McCain, en su libro La fe de mis
padres, confesó que estaba entre los cinco últimos alumnos de su curso en West
Point. Lo está demostrando. Al final de su prisión fue débil, y también lo
reconoce. Lanzó incontables bombas contra el pueblo vietnamita. ¿Cuántas vidas
y cuánto dinero costó aquella aventura? El oro valía entonces 35 dólares y
derrocharon en esa guerra 500 mil millones. Las consecuencias se están pagando
todavía. La onza troy vale hoy mil dólares y de nuevo se derrochan en guerras
cientos de miles de millones cada año. Nuevos y complejos problemas se suman.
¿Dónde están las soluciones?
¿Qué dijo el presidente George W.
Bush?
“Hace 113 años Cuba perdió a José
Martí, su gran poeta y patriota, y hace 106 años Cuba consiguió su
independencia, por la cual Martí entregó su vida... Martí y sus palabras
probaron ser más ciertas de lo que nos podíamos haber imaginado…”
“El régimen no ha realizado ni
siquiera cambios cosméticos.

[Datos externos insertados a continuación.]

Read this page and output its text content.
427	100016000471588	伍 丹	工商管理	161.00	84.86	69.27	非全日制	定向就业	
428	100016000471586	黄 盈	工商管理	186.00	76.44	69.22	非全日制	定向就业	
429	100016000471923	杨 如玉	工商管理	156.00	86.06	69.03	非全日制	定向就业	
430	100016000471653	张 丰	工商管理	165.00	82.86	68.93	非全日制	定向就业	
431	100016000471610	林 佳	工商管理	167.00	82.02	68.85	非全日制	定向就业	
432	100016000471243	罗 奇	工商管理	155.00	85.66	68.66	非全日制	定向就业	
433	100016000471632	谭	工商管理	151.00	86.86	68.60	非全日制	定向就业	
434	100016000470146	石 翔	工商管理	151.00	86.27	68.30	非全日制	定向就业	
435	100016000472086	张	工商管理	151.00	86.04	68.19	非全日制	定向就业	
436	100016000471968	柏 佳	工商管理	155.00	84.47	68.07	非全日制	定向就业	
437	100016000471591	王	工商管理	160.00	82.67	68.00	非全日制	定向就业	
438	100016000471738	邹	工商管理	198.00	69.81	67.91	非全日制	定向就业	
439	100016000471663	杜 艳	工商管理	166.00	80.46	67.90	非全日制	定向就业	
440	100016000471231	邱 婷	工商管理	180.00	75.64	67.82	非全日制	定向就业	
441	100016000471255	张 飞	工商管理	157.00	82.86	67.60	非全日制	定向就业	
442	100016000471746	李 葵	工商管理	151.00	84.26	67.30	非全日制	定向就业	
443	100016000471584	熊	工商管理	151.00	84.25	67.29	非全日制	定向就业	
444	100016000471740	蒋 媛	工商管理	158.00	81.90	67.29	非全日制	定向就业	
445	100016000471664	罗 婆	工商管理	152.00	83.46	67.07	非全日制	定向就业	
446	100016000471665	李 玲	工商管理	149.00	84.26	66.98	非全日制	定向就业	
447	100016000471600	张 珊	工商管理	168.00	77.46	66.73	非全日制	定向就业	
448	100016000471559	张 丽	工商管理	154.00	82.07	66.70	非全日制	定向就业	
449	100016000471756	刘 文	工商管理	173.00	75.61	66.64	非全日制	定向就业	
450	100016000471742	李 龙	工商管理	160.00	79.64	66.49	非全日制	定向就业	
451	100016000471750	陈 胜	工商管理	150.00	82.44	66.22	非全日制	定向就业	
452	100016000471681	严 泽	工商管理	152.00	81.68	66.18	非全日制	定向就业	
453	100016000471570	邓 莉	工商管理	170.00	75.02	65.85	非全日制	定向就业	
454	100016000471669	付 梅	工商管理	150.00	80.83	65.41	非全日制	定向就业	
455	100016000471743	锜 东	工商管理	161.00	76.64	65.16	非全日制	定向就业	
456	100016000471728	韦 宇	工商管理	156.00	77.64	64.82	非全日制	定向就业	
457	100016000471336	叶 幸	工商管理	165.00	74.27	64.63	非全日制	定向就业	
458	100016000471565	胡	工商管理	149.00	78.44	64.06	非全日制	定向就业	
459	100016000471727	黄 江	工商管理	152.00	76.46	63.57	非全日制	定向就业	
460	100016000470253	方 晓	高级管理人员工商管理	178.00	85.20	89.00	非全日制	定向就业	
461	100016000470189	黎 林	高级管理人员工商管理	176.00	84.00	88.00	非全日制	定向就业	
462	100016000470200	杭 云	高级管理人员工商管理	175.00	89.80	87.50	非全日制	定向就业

Los disidentes continúan siendo perseguidos,
golpeados, encarcelados…”
“El mundo tiene los ojos puestos
en el régimen cubano. Si realmente abre o implementa aperturas sobre la
información, respeta las libertades políticas, los derechos humanos, entonces
podrá decir que realmente ha comenzado un cambio en ese país… No vamos a dejar
que nos decepcionen y que nos mientan, y tampoco lo permitirá el pueblo cubano.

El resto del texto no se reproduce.